I am not so sure that the argument from democracy can always justify putting things to a popular vote. That presupposes that putting something to a popular vote is the ultimate or an adequate source of legitimacy for our law and government. Many people think that certain institutions and processes far beyond 'mere' majoritarian voting are necessary if law can begin to be regarded as having legitimacy. And some of them think that these procedures do constitute true 'democracy'.
Given that I don't think that it is right to say that:
Fear of being in the minority - of democratic loss - is a appalling reason to oppose democratic input. That way lies dictatorship.

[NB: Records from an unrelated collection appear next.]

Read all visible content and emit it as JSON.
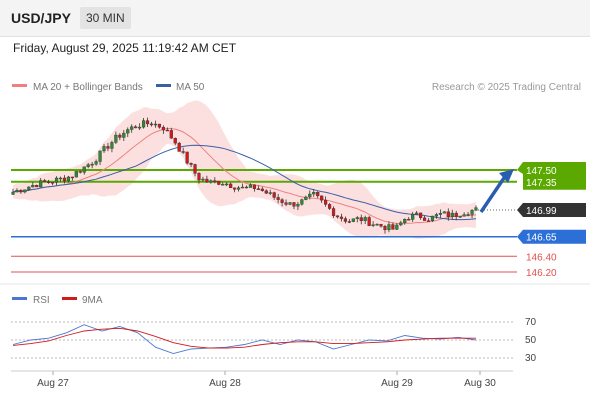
{
  "header": {
    "symbol": "USD/JPY",
    "timeframe": "30 MIN",
    "datetime": "Friday, August 29, 2025 11:19:42 AM CET"
  },
  "legend": {
    "ma20_label": "MA 20 + Bollinger Bands",
    "ma50_label": "MA 50",
    "credit": "Research © 2025 Trading Central",
    "rsi_label": "RSI",
    "rsi_ma_label": "9MA"
  },
  "colors": {
    "candle_up": "#2e8b2e",
    "candle_down": "#d11a1a",
    "ma20": "#f08080",
    "bollinger_fill": "#fcdada",
    "ma50": "#3a5fa8",
    "resistance": "#5aa800",
    "pivot": "#2c6fd6",
    "support": "#e05050",
    "current_tag": "#333333",
    "arrow": "#2a5db0",
    "rsi_line": "#4a78d0",
    "rsi_ma": "#d11a1a"
  },
  "levels": {
    "resistance": [
      {
        "label": "147.50",
        "value": 147.5
      },
      {
        "label": "147.35",
        "value": 147.35
      }
    ],
    "current": {
      "label": "146.99",
      "value": 146.99
    },
    "pivot": {
      "label": "146.65",
      "value": 146.65
    },
    "support": [
      {
        "label": "146.40",
        "value": 146.4
      },
      {
        "label": "146.20",
        "value": 146.2
      }
    ]
  },
  "rsi_axis": {
    "labels": [
      "70",
      "50",
      "30"
    ]
  },
  "x_labels": [
    "Aug 27",
    "Aug 28",
    "Aug 29",
    "Aug 30"
  ],
  "chart_data": {
    "type": "candlestick",
    "title": "USD/JPY",
    "timeframe": "30 MIN",
    "x": [
      "Aug 27",
      "Aug 28",
      "Aug 29",
      "Aug 30"
    ],
    "price_close_path": [
      147.22,
      147.27,
      147.32,
      147.35,
      147.38,
      147.42,
      147.52,
      147.62,
      147.78,
      147.92,
      148.02,
      148.08,
      148.1,
      148.04,
      147.86,
      147.62,
      147.4,
      147.34,
      147.35,
      147.3,
      147.26,
      147.28,
      147.2,
      147.12,
      147.06,
      147.1,
      147.18,
      147.05,
      146.92,
      146.85,
      146.88,
      146.82,
      146.78,
      146.74,
      146.9,
      146.92,
      146.88,
      146.94,
      146.92,
      146.97,
      146.99
    ],
    "rsi": [
      45,
      50,
      52,
      58,
      67,
      60,
      65,
      58,
      42,
      35,
      40,
      41,
      42,
      45,
      50,
      45,
      50,
      48,
      40,
      45,
      50,
      49,
      55,
      52,
      51,
      53,
      50
    ],
    "rsi_ma": [
      44,
      46,
      49,
      55,
      60,
      62,
      63,
      60,
      54,
      47,
      43,
      41,
      41,
      42,
      45,
      47,
      48,
      48,
      46,
      46,
      47,
      48,
      50,
      51,
      52,
      52,
      52
    ],
    "levels": {
      "resistance": [
        147.5,
        147.35
      ],
      "current": 146.99,
      "pivot": 146.65,
      "support": [
        146.4,
        146.2
      ]
    },
    "indicators": [
      "MA 20 + Bollinger Bands",
      "MA 50",
      "RSI",
      "9MA"
    ],
    "rsi_levels": [
      70,
      50,
      30
    ]
  }
}
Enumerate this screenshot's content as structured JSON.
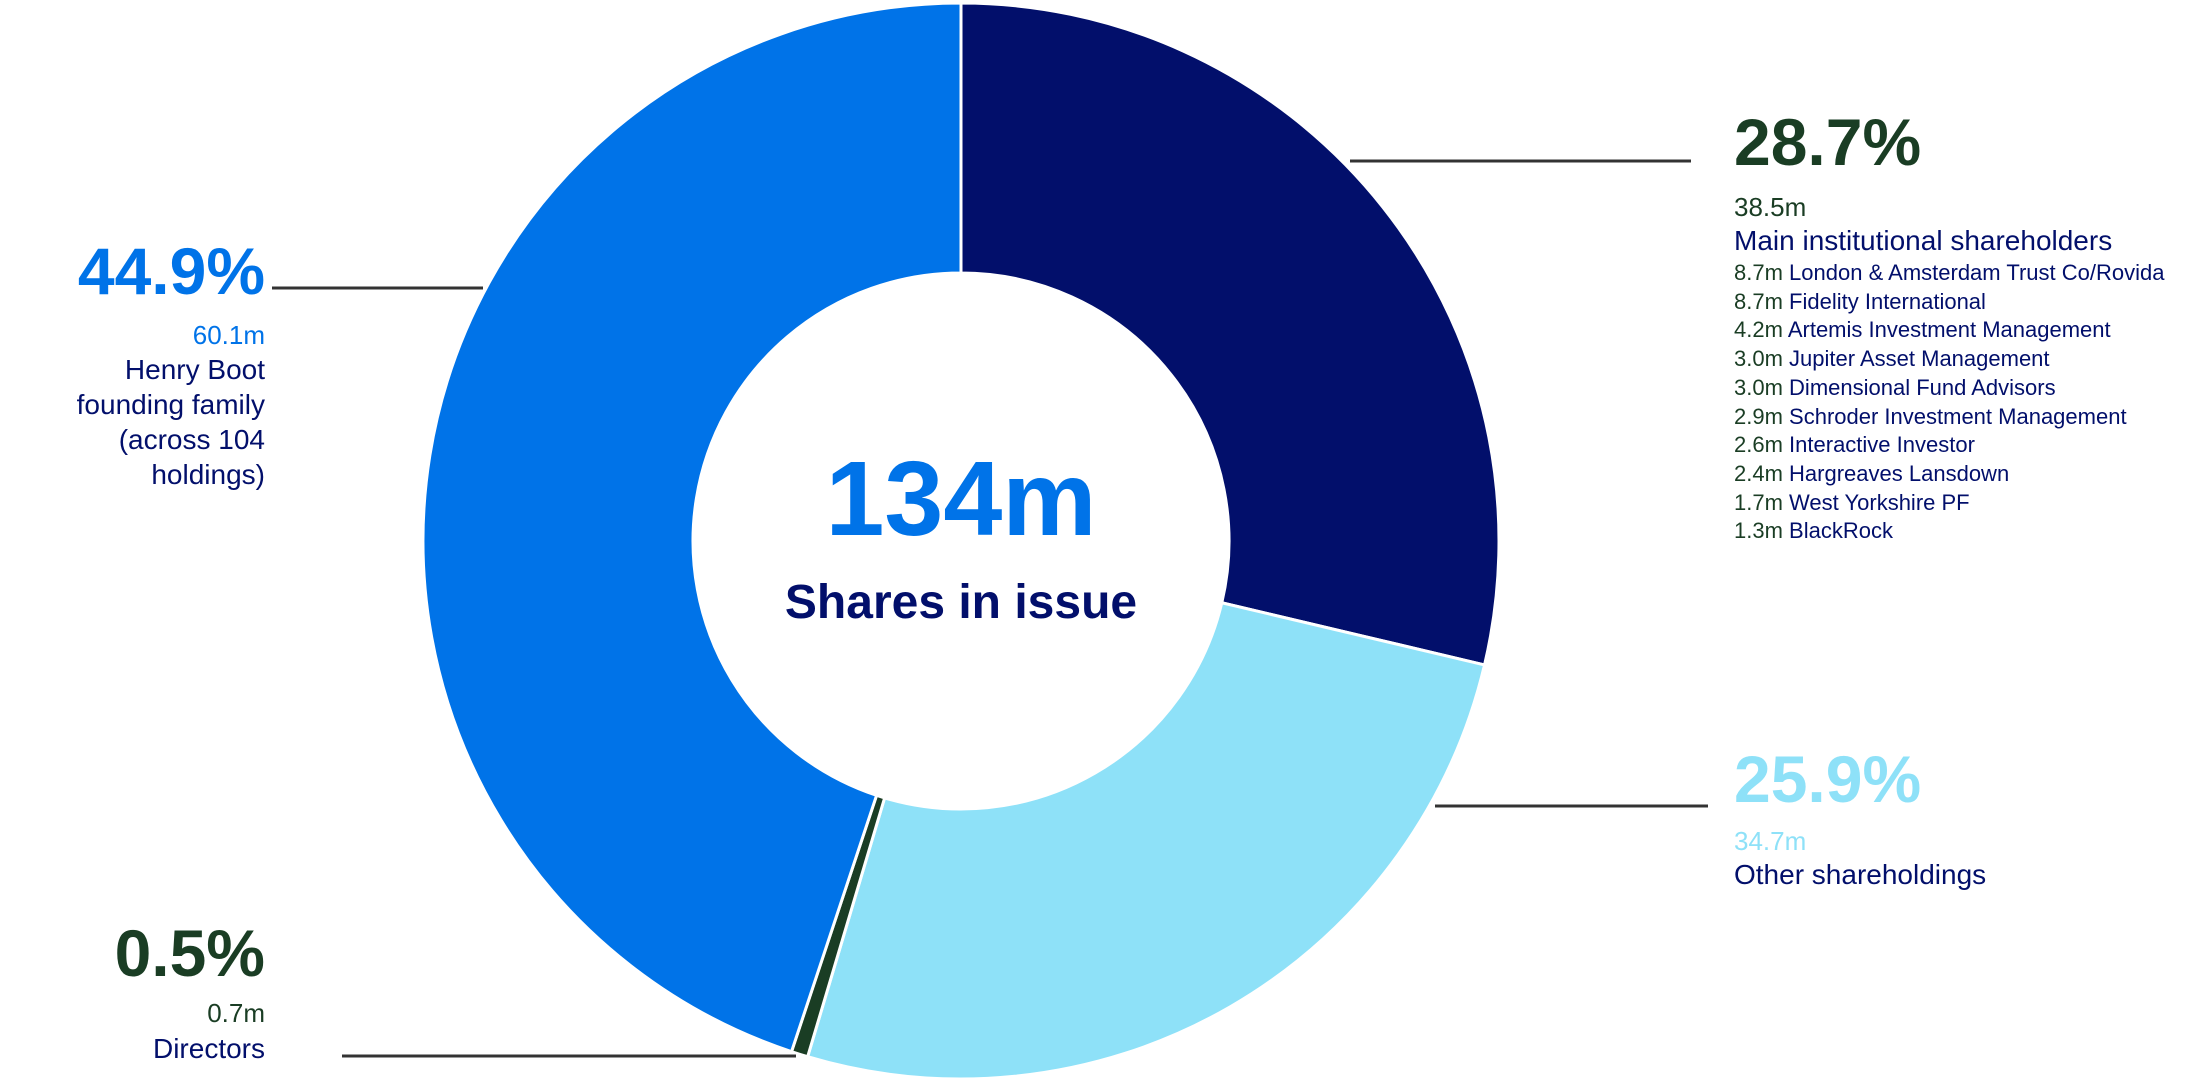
{
  "chart_data": {
    "type": "donut",
    "center_value": "134m",
    "center_label": "Shares in issue",
    "categories": [
      "Main institutional shareholders",
      "Other shareholdings",
      "Directors",
      "Henry Boot\nfounding family\n(across 104 holdings)"
    ],
    "values": [
      28.7,
      25.9,
      0.5,
      44.9
    ],
    "value_labels": [
      "28.7%",
      "25.9%",
      "0.5%",
      "44.9%"
    ],
    "amounts": [
      "38.5m",
      "34.7m",
      "0.7m",
      "60.1m"
    ],
    "colors": [
      "#020f6b",
      "#8ee1f8",
      "#1a3d24",
      "#0073e8"
    ],
    "label_colors": [
      "#1a3d24",
      "#8ee1f8",
      "#1a3d24",
      "#0073e8"
    ],
    "holders": [
      {
        "amount": "8.7m",
        "name": "London & Amsterdam Trust Co/Rovida"
      },
      {
        "amount": "8.7m",
        "name": "Fidelity International"
      },
      {
        "amount": "4.2m",
        "name": "Artemis Investment Management"
      },
      {
        "amount": "3.0m",
        "name": "Jupiter Asset Management"
      },
      {
        "amount": "3.0m",
        "name": "Dimensional Fund Advisors"
      },
      {
        "amount": "2.9m",
        "name": "Schroder Investment Management"
      },
      {
        "amount": "2.6m",
        "name": "Interactive Investor"
      },
      {
        "amount": "2.4m",
        "name": "Hargreaves Lansdown"
      },
      {
        "amount": "1.7m",
        "name": "West Yorkshire PF"
      },
      {
        "amount": "1.3m",
        "name": "BlackRock"
      }
    ]
  }
}
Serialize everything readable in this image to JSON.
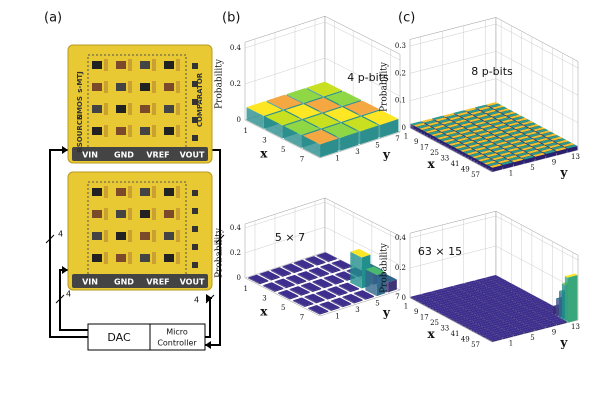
{
  "panel_a": {
    "label": "(a)",
    "top_board": {
      "side_labels": [
        "s-MTJ",
        "NMOS",
        "RSOURCE"
      ],
      "right_label": "COMPARATOR",
      "pins": [
        "VIN",
        "GND",
        "VREF",
        "VOUT"
      ]
    },
    "bottom_board": {
      "pins": [
        "VIN",
        "GND",
        "VREF",
        "VOUT"
      ]
    },
    "bus_labels": [
      "4",
      "4",
      "4",
      "4"
    ],
    "dac": "DAC",
    "controller": [
      "Micro",
      "Controller"
    ]
  },
  "panel_b": {
    "label": "(b)",
    "plots": [
      {
        "annotation": "4 p-bits",
        "z_label": "Probability",
        "z_ticks": [
          "0",
          "0.2",
          "0.4"
        ],
        "x_label": "x",
        "x_ticks": [
          "1",
          "3",
          "5",
          "7"
        ],
        "y_label": "y",
        "y_ticks": [
          "1",
          "3",
          "5",
          "7"
        ]
      },
      {
        "annotation": "5 × 7",
        "z_label": "Probability",
        "z_ticks": [
          "0",
          "0.2",
          "0.4"
        ],
        "x_label": "x",
        "x_ticks": [
          "1",
          "3",
          "5",
          "7"
        ],
        "y_label": "y",
        "y_ticks": [
          "1",
          "3",
          "5",
          "7"
        ]
      }
    ]
  },
  "panel_c": {
    "label": "(c)",
    "plots": [
      {
        "annotation": "8 p-bits",
        "z_label": "Probability",
        "z_ticks": [
          "0",
          "0.1",
          "0.2",
          "0.3"
        ],
        "x_label": "x",
        "x_ticks": [
          "1",
          "9",
          "17",
          "25",
          "33",
          "41",
          "49",
          "57"
        ],
        "y_label": "y",
        "y_ticks": [
          "1",
          "5",
          "9",
          "13"
        ]
      },
      {
        "annotation": "63 × 15",
        "z_label": "Probability",
        "z_ticks": [
          "0",
          "0.2",
          "0.4"
        ],
        "x_label": "x",
        "x_ticks": [
          "1",
          "9",
          "17",
          "25",
          "33",
          "41",
          "49",
          "57"
        ],
        "y_label": "y",
        "y_ticks": [
          "1",
          "5",
          "9",
          "13"
        ]
      }
    ]
  }
}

Fear of being in the minority is not necessarily an appalling reason to oppose democratic input, or the first slip down the slope to dictatorship. There are at least arguable reasons against putting certain things to a popular votes:
(a) If you hold the above view that legitimate government and law, and/or democracy, depends on certain institutions, rights, procedures etc, then it is sensible to oppose the erosion of those elements. And it is sensible to argue that these elements should not be put to a popular vote. Indeed, if you think that these elements are necessary for legitimate government and law, then you will be doubly against putting them to a popular vote, because you deny the legitimacy of that method of decision-making.
(b) Fundamental human rights and the rights and interests of certain minority groups are arguably not up for grabs in a legitimate legal order.
Of course, the counter to all of the above is that it presupposes an incorrect account of democracy and/or fundamental rights and/or legitimate government and law.
There is so much political and constitutional thought about all this that this thread could go on indefinitely.